Ol’ Savannah did not so as much take the stage as they transported the bar to some backwoods, rustic setting. Singer Speedy Johnson entered, whacking a shovel with a wooden stick, while Labchuk’s accordion billowed with ominous notes. “This train runs on whiskey!!” cried Johnson, enticing the audience with the skill of an old carnival barker.
They started off with the new EP’s track “Charlie Do, Charlie Don’t,” referring to the Charlie Hebdo shootings. Ol’ Savannah has an impressive ability to weave modern politics into authentic roots numbers, creating something that is simultaneously current yet timeless.
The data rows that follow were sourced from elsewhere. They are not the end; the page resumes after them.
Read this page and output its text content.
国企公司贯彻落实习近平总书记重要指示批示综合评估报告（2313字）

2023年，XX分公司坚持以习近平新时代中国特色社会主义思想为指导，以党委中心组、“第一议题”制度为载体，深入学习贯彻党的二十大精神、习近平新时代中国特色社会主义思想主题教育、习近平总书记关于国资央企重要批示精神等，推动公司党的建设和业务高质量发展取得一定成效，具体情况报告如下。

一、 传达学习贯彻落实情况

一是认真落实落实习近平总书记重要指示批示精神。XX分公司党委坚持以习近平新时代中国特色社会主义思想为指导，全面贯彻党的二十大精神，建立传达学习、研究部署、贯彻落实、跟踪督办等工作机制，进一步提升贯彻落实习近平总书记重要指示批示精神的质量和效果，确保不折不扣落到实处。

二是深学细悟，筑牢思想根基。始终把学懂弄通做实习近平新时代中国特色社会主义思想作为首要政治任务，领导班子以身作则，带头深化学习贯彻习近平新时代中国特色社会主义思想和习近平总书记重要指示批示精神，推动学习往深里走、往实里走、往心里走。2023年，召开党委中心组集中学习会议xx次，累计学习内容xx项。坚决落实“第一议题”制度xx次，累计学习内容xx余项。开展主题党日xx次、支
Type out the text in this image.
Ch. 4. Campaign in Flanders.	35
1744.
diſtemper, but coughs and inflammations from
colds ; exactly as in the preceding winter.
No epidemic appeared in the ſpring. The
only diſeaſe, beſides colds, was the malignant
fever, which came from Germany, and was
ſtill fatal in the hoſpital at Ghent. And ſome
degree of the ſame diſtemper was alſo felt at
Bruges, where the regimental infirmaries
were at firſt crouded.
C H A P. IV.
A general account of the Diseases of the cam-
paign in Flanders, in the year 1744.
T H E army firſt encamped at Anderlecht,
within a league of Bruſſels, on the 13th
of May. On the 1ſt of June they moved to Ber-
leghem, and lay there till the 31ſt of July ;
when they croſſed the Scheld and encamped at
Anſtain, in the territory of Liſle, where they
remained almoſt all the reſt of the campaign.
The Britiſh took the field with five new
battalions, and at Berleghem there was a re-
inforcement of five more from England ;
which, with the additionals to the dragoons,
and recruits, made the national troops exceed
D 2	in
They covered Blind Willie Johnson’s “Soul of a Man,” a hidden track on the new EP, before slipping into “Don’t Let It Reign.” By now you could feel the ground rumble as every foot in the house stomped along. The band took a moment to introduce their ill-fated mascot Bucky, a tiny effigy hung by a noose on Budde’s mic stand. Laughter erupted, and shot glasses were raised in poor Bucky’s honour.
The band slowed it down with the track “Coming to Me.” Bass player Mike Gavrailoff remain locked in a tight rhythmic pocket throughout the show, bobbing and nodding with toothpick and grin. Soon all four were hunched low over their instruments, locked in a rhythmic sway. The vocal harmonies of Savannah are simply haunting. Each member has a distinct grit, and combined it produces an otherworldly rumble. There is a spiritual quality to their music that the audience responded to, swaying with their hands in the air as if grasping for salvation.
The EP title track is based on the actual town of Normal, Indiana. Johnson joked about what an awful world it would be if everyone came from Normal. The crowd applauded this salute to misfitry. There was a lovely Leonard Cohen cover, and at one point Krishnan put down his drum sticks to join in on mandolin. A round of whiskey was sent up for birthday toasts to Krishnan and Johnson.
Budde took the stage solo with his gourd banjo for “Arlington,” singing with restrained frailty about death rites while the audience watched in a solemn hush. The band returned to whip the crowd into a dancing frenzy, doing three encores including “Man From Oblivion” which – I’m informed – is a rarity.
By the end of the show both the floor and the audience were well worn, but the party did not subside. Whiskey and stories continued to flow until closing time, with new friendships forged on the dance floor and old ones fortified through a session of honest roots music.